Oui pour au moins deux raisons. Tout d’abord, rien n’a été fait pour limiter les dynamiques de bulles. Dans un contexte de bulle, la mécanique est toujours la même : les emprunteurs sont solvables tant que le prix de leur actif augmente, ce qui incite les banques à accorder des prêts très rémunérateurs qui nourrissent la bulle… jusqu’à son éclatement. Il existe une seconde raison, plus sociologique. Les Américains conservent toujours cette idée que les pauvres d’aujourd’hui peuvent être les riches de demain. Cette foi en l’avenir reste profondément ancrée dans une population majoritairement d’origine immigrée. Par nature, l’immigré croit en un système qui doit améliorer sa condition. Et quand tout va mal, ce n’est pas le système qui est mis en cause mais des boucs émissaires ou un hypothétique « complot ». C’est ce qui explique le succès des « tea parties », cette contestation extrémiste à Barack Obama qui déborde largement le camp républicain.

La recherche en responsabilité est donc impossible ?
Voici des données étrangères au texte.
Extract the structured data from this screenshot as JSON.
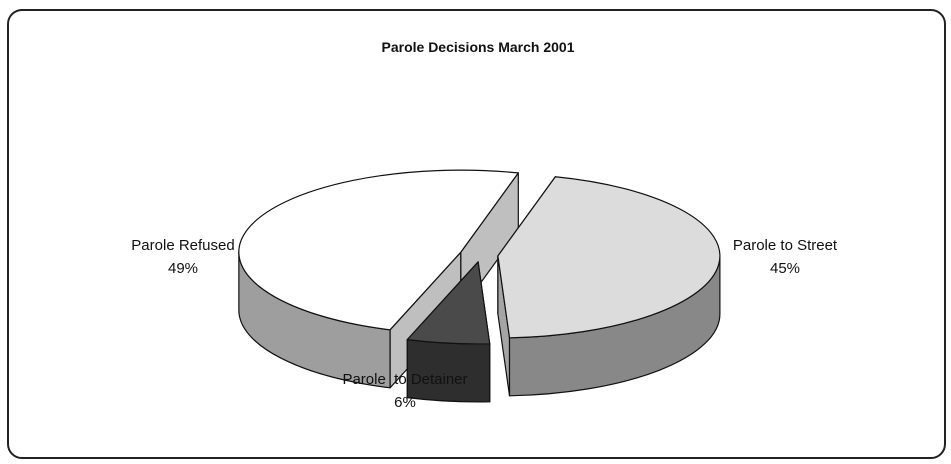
{
  "chart_data": {
    "type": "pie",
    "title": "Parole Decisions March 2001",
    "categories": [
      "Parole to Street",
      "Parole  to Detainer",
      "Parole Refused"
    ],
    "values": [
      45,
      6,
      49
    ],
    "value_labels": [
      "45%",
      "6%",
      "49%"
    ],
    "colors": [
      "#dcdcdc",
      "#4a4a4a",
      "#ffffff"
    ]
  }
}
Il y a quelques actions en justice, menées souvent à titre individuel par des procureurs. Les anciens dirigeants de Countrywide, l’ex numéro un du crédit immobilier aux Etats-Unis, sont toujours poursuivis par la SEC. Pourtant, les responsabilités auraient pu être facilement engagées, notamment à l’encontre de la « Mortgage Bankers Association » qui a dépensé des centaines de millions de dollars en lobbying pour convaincre les politiques de l’utilité des subprime. Pourtant, les dangers étaient connus et l’Etat de Caroline du Nord n’a pas hésité à interdire les subprime et d’éviter ainsi la crise immobilière. Ce n’est pas l’Etat qui a encouragé ces crédits, mais bien le système bancaire lui-même qui a su séduire les politiques avec un discours de lutte contre les discriminations.